Now I don't mean to sound rude, but hubby doesn't do anything very well. Mainly because he broke his back a few years ago and has trouble lifting a tea bag! But also because he's a regular bloke. You know what I mean, thinks everything is perfectly finished when, in fact, it looks like a monkey has been employed. So it was down to me to help.
He cut out the grass and stopped for tea. I started mixing then stopped for tea. We both have qualifications in tea breaks! He layed the concrete, a bit at a time while I crawled around on the mud smearing it into place. After about an hour, one third of it was done. We stopped for tea.
Then a neighbour arrived. With his two dogs. Who were not on the lead. After a while he went away. After he had written his name in the concrete! I crawled around on the floor smearing away the paw prints and his signature. Mustn't be rude, I thought, after all he is from Countrybumpkinland and probably thinks every bit of fresh concrete is a piece of The Hollywood Walk of Fame!
We carried on.
Another hour passed and it was looking good. Not good, professional good, but reasonably cack handed good enough.
We carried on.
Finally we finished. I thought it wasn't bad. Quite smooth and angled slightly so the water wouldn't pool. He thought it was immaculate.

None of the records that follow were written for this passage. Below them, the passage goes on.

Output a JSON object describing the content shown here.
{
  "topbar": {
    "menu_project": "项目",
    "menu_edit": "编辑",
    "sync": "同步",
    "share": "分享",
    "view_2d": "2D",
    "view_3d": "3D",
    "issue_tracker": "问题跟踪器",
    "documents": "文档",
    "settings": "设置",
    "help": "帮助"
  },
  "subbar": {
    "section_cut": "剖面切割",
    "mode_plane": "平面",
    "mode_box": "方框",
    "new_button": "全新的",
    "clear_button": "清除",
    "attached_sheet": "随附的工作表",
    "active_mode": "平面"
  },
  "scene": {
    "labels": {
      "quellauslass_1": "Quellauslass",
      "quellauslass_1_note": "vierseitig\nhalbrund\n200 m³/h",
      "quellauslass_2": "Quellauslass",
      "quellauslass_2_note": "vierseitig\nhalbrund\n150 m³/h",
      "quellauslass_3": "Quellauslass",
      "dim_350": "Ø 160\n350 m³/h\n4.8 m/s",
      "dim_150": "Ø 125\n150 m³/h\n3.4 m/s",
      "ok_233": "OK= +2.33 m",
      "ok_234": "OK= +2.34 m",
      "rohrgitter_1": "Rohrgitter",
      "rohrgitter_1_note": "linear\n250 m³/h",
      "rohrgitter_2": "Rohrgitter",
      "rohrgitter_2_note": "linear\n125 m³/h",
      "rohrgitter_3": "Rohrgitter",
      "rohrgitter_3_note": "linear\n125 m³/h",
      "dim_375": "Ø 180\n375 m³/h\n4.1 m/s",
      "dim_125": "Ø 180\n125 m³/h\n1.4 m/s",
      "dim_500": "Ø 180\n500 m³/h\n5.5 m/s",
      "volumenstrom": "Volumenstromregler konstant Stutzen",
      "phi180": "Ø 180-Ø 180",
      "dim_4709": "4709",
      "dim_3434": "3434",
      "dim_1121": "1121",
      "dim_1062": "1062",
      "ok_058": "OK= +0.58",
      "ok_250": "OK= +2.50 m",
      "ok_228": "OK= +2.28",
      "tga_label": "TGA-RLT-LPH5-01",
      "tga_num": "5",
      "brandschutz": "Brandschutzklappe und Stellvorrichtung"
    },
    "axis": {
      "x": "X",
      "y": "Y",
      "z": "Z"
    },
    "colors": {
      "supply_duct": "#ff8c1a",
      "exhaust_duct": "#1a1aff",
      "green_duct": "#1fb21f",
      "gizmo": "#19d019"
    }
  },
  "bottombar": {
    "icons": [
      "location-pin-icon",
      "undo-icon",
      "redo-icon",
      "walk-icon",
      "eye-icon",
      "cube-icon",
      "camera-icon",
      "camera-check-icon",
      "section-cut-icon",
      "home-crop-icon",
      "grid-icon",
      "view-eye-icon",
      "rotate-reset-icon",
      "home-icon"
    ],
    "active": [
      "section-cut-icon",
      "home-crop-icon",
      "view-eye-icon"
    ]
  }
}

I couldn't get up. He couldn't bend down. So I dragged myself up his leg while he made rude remarks that would have got a TV presenter the sack! Boys eh!
Slowly, I dragged myself in to the kettle while he tidied up his tools! snigger snigger. (Oh dear Ive turned into Benny Hill)!
After making two cups of lifesaving Sainsbury's own, I shuffled to the window to check that all was well. It didn't once cross my mind that I should never have left him outside, but that will be something to remember next time. He had decided to park the car. Yes. He had decided to move the car into its parking area. Very carefully reversing over the freshly laid and extremely smooth concrete, the back wheels missing it by miles.
Unfortunately the front wheels went RIGHT THROUGH IT!!!!!
Laugh? Yes of course we laughed. Our life is like that. It was funny. That's why we work so well together. We are both now in agony. My knee is so swollen I am using crutches. His back is so painful he is laid out on the floor. But tomorrow its off to B and Q for some more concrete and another go. It may look like a bunker when we are finished, but will come in handy for when I kill the neighbour and his dogs!